Benchmarking cardano-tracer's new handle registry feature has been performed and evaluated. We're satisfied with seeing clear performance improvements along with cleaner code, and much better test coverage. Especially allocation rate and number of garbage collections (GC) could be significantly reduced, along with the CPU time required for performing GCs. This will allow for higher trace message throughput given identiacal system resources - plus less system calls issued to the OS in the process.

Furthermore, the new tracing system is getting improvements for its Prometheus output - like providing version numbers as metrics, or annotating metrics with their type - enhancing the output's overall utility.

UTxO Growth

The performance workbench now supports profiles aimed at simulating UTxO growth both for a single node and an entire cluster. Additionally, simulating different RAM sizes in combination with specific UTxO set sizes is supported.

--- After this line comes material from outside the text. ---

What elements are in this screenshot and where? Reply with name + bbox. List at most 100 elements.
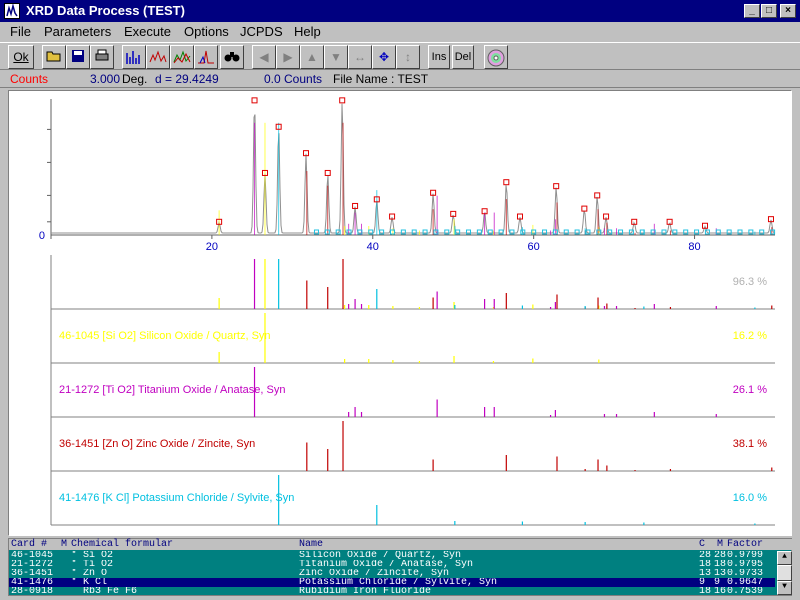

For a single block producing node, the focus is on quick turnaround when running a benchmark, gaining insight into the node's RAM usage and possible impact on the forging loop.

The cluster profiles enable capturing block diffusion metrics as well, however they require a much longer runtime. We can now successfully benchmark the node's behaviour when dealing with UTxO set sizes 4x - 5x of current mainnet, as well as a possible change in behaviour when operating close to phsyical RAM limit due to that.

Nomad cluster

Our backend now supports allocating and deploying Nomad jobs for multiple clusters simultaneously - all while keeping existing automations operational. We've taken special precautions a cluster, as seen by the backend, can be efficiently and easily modified to reflect newly deployed, or changed, hardware. Additionally, we've added support for host volumes inside a Nomad allocation - which will be needed for benchmarking UTxO-HD's on-disk solution.